Após a aurora da astronomia gravitacional
O Advanced LIGO já terminou sua temporada inicial de observações, que durou de setembro a janeiro. Seus detectores estão atualmente desativados para atualizações, e os cientistas planejam um teste em julho. Se isso der certo, a segunda corrida, com duração de aproximadamente seis meses, poderia começar no final do verão (hemisfério norte). Enquanto isso, os investigadores continuam a analisar os dados da primeira corrida. Além de colisões de buracos negros, os físicos esperam encontrar ondas gravitacionais produzidas por estrelas de nêutrons – os cascos extremamente pequenos e densos de ex-estrelas em que todos os prótons e elétrons foram esmagados com tanta força que eles essencialmente se fundiram para formar nêutrons. Se duas estrelas de nêutrons colidissem, elas teoricamente desencadeariam ondas gravitacionais, que também podem resultar de uma estrela de nêutrons giratória levemente desequilibrada, possivelmente com uma protuberância de um lado. “Não é um evento explosivo, como a colisão de buracos negros – isso iria produzir ondas gravitacionais que são muito mais fracas”, diz a física Laura Cadonati, do Georgia Institute of Technology, que preside o Conselho de Análise de Dados do LIGO. “Essa é uma pesquisa de longo prazo – é preciso tempo – ela ainda está sendo executado.”
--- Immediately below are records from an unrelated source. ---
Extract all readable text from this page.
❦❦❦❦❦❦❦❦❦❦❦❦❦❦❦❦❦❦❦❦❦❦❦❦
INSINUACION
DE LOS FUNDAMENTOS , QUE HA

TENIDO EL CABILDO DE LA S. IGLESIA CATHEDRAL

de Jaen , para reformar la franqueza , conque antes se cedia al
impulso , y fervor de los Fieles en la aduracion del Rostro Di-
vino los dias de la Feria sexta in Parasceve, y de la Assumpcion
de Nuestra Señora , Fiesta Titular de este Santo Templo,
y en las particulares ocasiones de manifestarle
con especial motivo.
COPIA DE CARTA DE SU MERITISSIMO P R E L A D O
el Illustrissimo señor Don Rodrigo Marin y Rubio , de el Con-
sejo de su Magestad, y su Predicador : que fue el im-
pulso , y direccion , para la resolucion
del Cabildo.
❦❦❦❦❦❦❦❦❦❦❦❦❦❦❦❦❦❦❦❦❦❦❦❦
À medida que a equipe reúne mais dados, os pesquisadores esperam ser capazes de aprender mais sobre como o buracos negros binários se originam. Talvez a maioria venha de estrelas que estavam originalmente em pares e depois morreram, tornando-se buracos negros que permaneceram em órbita em torno um do outro. Outro cenário sugere que os binários nascem em aglomerados estelares apertados, onde os buracos negros que podem ter começado como estrelas individuais, antes de morrer, foram capturados pela gravidade do outro. “Este é o meu principal interesse – podemos dizer como esses buracos negros binários realmente se formaram?”, pergunta Kalogera. “Existe um mecanismo dominante ou é mais uma mistura?”
E quanto mais ondas gravitacionais o LIGO encontrar, melhor será para testar se elas se encaixam nas previsões de relatividade geral. Embora a maioria dos cientistas esperam que elas provavelmente se encaixem – afinal, a teoria passou em todos os testes até agora – os físicos gostariam de ver algum tipo de desvio da relatividade que aponta para uma verdade mais sutil sobre o Universo. Uma discrepância assim pode fornecer uma pista que ajuda a elaborar uma teoria da gravidade compatível com a mecânica quântica, as regras do reino microscópico. “Até agora, não encontramos inconsistências com a relatividade geral,” Cadonati diz, “mas se começarmos a ver anomalias – o que só pode vir com estatísticas mais elevadas – podemos começar a explorar além da relatividade geral”.
Em qualquer caso, os cientistas esperam que as duas primeiras descobertas do LIGO sejam apenas o começo de um futuro longo e produtivo para o experimento. “Três gerações já trabalharam nele”, Marka diz, “e haverá mais três gerações pelo menos. Estamos apenas no meio do caminho. Isso não é lindo?”